The real question here is what kind of growth you’re talking about.
Growth was much better prior to the 1980s when it took the form of Industrial Capitalism. The policies of Thatcher and Reagan shifted the economy into Finance Capitalism. This is what has led to de-industrialization of the British, U.S. and other neoliberalized economies. In that sense, we are in an epoch of de-growth and financialized austerity.
Economies are turning into a vast Thames Water crisis of privatization and financialization, loading down industry and personal budgets with debt service that adds to the cost of production and the cost of living.
A new form of exploitation is added to that of employers hiring wage labor to produce products to be sold at a markup. Employees are driven into debt to pay for the soaring cost of services produced by government infrastructure that has been privatized and bought with debt-leveraging that builds rising interest and absentee management charges into the cost of water, transportation, communications, health care, education and other services being provided.
What has been “growing” is debt, and also economic polarization between a creditor layer at the top and a deepening layer of debt-burdened industry and consumers (wage earners) below them. Financial wealth has been growing without a corresponding increase in real “product” (the “product” of Gross Domestic Product, GDP).
Thatcher turned housing away from a function of living to an investment vehicle, and absentee landlordship increased. The same has happened in the United States since the 1980s.
Privatization does not create a “product.” It turns housing and natural infrastructure monopolies into rent-extracting vehicles for land rent, monopoly rent, and financial rent (interest).

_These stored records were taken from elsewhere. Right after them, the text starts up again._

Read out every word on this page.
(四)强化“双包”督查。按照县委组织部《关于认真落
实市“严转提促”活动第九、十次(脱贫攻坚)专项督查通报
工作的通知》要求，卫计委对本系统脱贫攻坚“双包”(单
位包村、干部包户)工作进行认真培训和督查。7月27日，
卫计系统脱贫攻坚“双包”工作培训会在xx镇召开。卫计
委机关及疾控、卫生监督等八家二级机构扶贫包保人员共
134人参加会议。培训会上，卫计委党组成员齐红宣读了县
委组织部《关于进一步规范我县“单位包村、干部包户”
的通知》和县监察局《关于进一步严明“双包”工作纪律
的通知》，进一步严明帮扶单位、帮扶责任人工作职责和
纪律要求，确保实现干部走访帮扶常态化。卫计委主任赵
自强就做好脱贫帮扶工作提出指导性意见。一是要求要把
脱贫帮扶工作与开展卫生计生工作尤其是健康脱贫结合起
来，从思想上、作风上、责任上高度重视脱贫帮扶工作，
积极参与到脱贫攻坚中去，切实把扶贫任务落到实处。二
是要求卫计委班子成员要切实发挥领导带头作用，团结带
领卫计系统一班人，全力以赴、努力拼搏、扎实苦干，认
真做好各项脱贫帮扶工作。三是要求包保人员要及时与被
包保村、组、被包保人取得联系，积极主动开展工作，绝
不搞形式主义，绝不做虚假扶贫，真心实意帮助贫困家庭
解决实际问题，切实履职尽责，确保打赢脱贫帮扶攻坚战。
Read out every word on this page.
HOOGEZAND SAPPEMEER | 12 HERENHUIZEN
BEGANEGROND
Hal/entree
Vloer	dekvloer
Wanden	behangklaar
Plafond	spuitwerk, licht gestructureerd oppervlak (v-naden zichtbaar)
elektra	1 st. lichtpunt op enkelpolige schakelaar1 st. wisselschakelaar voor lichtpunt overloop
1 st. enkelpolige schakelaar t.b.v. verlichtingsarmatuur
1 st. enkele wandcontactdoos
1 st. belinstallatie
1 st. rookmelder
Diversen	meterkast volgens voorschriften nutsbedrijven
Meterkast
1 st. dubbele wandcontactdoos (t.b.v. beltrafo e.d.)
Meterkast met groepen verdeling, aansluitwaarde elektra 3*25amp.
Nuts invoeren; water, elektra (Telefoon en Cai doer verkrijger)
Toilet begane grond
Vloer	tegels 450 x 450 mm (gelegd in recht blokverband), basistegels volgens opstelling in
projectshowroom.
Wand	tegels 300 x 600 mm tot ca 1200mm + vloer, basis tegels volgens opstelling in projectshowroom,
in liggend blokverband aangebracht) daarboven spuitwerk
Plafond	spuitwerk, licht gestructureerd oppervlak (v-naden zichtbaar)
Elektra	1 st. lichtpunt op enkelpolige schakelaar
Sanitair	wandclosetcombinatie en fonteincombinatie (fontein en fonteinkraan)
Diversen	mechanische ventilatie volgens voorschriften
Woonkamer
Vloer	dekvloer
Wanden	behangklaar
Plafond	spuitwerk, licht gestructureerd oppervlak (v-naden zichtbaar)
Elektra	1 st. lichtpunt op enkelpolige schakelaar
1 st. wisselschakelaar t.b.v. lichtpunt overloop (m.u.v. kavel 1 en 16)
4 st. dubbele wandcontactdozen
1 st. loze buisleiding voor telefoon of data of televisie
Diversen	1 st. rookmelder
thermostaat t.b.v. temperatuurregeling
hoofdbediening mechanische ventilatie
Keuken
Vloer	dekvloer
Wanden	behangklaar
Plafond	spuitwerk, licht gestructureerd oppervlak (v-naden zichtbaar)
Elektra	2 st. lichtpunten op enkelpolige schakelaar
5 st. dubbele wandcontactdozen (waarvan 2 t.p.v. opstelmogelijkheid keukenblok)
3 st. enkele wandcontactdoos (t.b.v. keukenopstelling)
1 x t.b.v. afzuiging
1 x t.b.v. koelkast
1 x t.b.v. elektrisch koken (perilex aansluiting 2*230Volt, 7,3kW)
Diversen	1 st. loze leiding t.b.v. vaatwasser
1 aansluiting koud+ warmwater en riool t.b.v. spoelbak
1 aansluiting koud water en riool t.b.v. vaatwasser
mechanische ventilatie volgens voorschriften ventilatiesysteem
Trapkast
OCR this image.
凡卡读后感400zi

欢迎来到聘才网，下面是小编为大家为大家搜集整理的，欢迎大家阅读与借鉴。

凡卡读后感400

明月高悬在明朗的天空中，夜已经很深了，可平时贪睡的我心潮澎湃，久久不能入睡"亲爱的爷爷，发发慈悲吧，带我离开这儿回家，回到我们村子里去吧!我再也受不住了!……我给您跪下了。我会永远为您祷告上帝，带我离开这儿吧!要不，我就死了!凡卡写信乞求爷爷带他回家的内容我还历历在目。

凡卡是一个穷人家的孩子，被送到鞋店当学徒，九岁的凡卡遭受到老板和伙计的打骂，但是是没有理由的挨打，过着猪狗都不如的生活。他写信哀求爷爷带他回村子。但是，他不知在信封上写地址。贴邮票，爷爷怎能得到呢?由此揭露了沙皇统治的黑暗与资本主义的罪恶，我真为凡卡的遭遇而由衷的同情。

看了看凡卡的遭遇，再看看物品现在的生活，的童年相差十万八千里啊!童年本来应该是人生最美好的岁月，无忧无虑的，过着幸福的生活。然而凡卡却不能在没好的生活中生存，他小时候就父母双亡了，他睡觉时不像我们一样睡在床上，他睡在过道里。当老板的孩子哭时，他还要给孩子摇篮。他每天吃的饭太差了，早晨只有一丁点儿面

This is extractive, not productive.
(11) Why has austerity failed to lead to a boom in the economy, what did Government do wrong that has meant that austerity failed to create the economic benefits that the politicians promised?
What is “the economy”? For the One Percent, it is their wealth in the form of bonds, stocks and real estate ownership (mainly absentee ownership of housing and commercial real estate). That is the post-industrial economy of finance capitalism.
For the 99 Percent it is consumption and production – the economy that classical economists analyzed as Industrial Capitalism.
The boom has been concentrated in the financial markets and real estate, not in industry and the economy at large.
A debt overhead and the related financial austerity never creates benefits for the economy at large – but it does squeeze out interest and rents for the One Percent.
Credit is needed to support investment in the means of production and public infrastructure. But that need not meet paying interest and debt overhead to an oligarchy of the One Percent.
What has been lost from the political discussion is the concept of rent (land rent, monopoly rent and interest) as unearned income, not as a “product.” Yet a rising proportion of what is considered to be GDP is not “product” but merely a transfer payment from the economy at large to the FIRE sector and kindred rent extractors.